Dispute Resolution (Commercial). In the event of a billing dispute or disagreement involving Alpha’s service, Customer should contact Alpha’s Customer Service Center as provided above. Customer must pay the bill in full, except for the specific disputed amount, during the pendency of the dispute. If the parties cannot resolve the dispute within 45 days, either party may avail
itself of all remedies available under law or equity. The DPS will not resolve Non Residential disputes associated with the services provided under this Sales Agreement. However, the DPS will monitor inquiries and contacts from Non-Residential customers regarding energy service companies and an excessive number of confirmed complaints may result in an energy service company no longer being eligible to supply natural gas or electricity in New York State. The DPS Office of Consumer Services can be reached at: New York State Public Service Commission, Office of Consumer Services, Three Empire State Plaza, Albany, New York 12223; or by visiting www.dps.state.ny.us.

15.Choice of Laws. Venue for any lawsuit brought to enforce any term or condition of this Agreement or to construe the terms hereof shall lie exclusively in the State of New York. This Agreement shall be construed under and shall be governed by the laws of the State of New York without regard to the application of its conflicts of law principles.

16.Taxes and Laws. Except as otherwise provided in the Agreement or provided by law, all taxes of whatsoever kind, nature and description due and payable with respect to service provided under this Agreement, other than taxes based on Alpha’s net income, shall be paid by Customer, and Customer agrees to indemnify Alpha and hold Alpha harmless from and against any and all such taxes.

17.Regulatory Changes. This Agreement is subject to present and future legislation, orders, rules, regulations or decisions of a duly constituted governmental authority having jurisdiction over this Agreement or the services to be provided hereunder. If at some future date there is a change in any law, rule, regulation, tariff, or regulatory structure (“Regulatory Change”) which
impacts any term, condition or provision of this Agreement including, but not limited to price, Alpha shall have the right to modify this Agreement to reflect such Regulatory Change by providing 30 days’ written notice of such modification to the Customer.

18.Emergency Service. The LDC will continue to respond to leaks and emergencies. In the event of a gas leak, service interruption or other emergency, Customer should immediately call the LDC at Con Edison 1-800-75CONED; Orange and Rockland at 1.877.434.4100; KeySpan 718.643.4050 (NYC) and 1.800.490.0045 (Long Island); Niagara Mohawk at
1.800.892.2345; Central Hudson at 1.800.527.2714; RG&E at 1.800.743.1701; NYSEG at 1.800.527.2714; National Fuel at 1.800.444.3130 and emergency personnel.
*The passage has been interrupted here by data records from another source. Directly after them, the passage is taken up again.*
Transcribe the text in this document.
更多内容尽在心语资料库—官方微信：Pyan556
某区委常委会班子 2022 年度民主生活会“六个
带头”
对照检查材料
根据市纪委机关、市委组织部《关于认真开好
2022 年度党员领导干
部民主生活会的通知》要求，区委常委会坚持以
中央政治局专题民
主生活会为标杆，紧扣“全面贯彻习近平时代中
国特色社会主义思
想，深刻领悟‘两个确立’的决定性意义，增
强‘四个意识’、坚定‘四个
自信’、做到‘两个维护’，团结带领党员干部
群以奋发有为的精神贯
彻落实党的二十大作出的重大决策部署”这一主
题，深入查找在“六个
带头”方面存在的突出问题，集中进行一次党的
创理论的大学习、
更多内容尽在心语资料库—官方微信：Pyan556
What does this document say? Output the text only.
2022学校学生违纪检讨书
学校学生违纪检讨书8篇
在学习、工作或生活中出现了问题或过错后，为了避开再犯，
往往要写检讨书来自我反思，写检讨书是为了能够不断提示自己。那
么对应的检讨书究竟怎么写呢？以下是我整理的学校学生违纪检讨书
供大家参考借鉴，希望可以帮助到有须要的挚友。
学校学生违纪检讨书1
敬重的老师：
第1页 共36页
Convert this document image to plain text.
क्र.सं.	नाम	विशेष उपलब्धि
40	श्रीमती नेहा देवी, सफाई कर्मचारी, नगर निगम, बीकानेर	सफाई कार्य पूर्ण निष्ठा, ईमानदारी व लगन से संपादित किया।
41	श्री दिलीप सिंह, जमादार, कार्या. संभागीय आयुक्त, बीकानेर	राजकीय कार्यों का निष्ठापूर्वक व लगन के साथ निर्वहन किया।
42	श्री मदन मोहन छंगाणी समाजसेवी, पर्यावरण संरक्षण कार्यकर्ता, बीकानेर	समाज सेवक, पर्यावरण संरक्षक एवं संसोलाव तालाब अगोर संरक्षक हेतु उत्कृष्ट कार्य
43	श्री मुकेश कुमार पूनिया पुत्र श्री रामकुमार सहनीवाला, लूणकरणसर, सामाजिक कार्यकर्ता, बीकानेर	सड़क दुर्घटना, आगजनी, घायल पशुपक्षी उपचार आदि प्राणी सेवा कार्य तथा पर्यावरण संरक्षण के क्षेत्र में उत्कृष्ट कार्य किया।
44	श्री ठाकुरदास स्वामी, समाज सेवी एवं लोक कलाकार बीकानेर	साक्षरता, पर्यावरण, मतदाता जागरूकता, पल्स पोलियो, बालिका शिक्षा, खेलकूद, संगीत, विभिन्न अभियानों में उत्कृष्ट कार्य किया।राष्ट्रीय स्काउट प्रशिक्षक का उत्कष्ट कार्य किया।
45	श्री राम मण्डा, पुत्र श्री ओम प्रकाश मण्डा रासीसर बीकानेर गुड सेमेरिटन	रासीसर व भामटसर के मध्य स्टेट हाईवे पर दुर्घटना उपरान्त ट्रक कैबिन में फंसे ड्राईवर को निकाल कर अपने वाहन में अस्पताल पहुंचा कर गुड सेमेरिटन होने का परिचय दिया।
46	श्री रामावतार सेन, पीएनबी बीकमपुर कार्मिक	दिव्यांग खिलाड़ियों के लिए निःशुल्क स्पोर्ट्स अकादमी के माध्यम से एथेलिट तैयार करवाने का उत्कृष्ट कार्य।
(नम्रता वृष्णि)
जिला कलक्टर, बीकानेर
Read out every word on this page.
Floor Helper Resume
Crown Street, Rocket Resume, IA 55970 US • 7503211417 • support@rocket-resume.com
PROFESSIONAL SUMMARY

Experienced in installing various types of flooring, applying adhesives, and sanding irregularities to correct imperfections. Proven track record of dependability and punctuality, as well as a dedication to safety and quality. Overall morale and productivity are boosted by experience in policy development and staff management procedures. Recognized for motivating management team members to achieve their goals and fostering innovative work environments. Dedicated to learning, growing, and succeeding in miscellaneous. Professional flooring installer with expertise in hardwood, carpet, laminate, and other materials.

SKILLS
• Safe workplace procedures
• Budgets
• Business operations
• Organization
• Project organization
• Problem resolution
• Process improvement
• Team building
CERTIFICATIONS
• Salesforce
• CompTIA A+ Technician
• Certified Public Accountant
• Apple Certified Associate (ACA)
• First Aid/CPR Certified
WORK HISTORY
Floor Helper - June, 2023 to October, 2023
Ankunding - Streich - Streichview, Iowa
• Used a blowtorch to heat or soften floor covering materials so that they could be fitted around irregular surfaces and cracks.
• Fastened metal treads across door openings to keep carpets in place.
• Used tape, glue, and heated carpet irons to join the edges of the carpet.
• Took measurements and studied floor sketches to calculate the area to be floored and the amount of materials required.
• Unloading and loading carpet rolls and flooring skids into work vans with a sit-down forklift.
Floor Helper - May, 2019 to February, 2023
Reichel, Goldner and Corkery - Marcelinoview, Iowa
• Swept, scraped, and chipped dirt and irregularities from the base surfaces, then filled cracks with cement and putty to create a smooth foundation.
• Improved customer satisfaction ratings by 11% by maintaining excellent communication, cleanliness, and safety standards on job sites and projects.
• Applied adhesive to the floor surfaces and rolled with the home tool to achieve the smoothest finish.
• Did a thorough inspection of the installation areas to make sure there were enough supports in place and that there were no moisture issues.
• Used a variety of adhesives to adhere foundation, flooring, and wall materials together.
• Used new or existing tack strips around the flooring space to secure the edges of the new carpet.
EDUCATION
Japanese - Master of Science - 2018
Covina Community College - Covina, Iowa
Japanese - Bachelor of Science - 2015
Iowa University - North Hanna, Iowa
19. Parties Bound. This Agreement is binding upon the parties hereto and their respective successors and legal assigns.

Customer and Alpha have caused this Agreement to be executed as of the date noted above on the first page of this Agreement, by individuals authorized to bind each party, and Customer has reviewed all of the terms herein.

In the case of telephonic or electronic enrollment execution shall be deemed provided pursuant to the methods authorized under the New York Uniform Business Practices.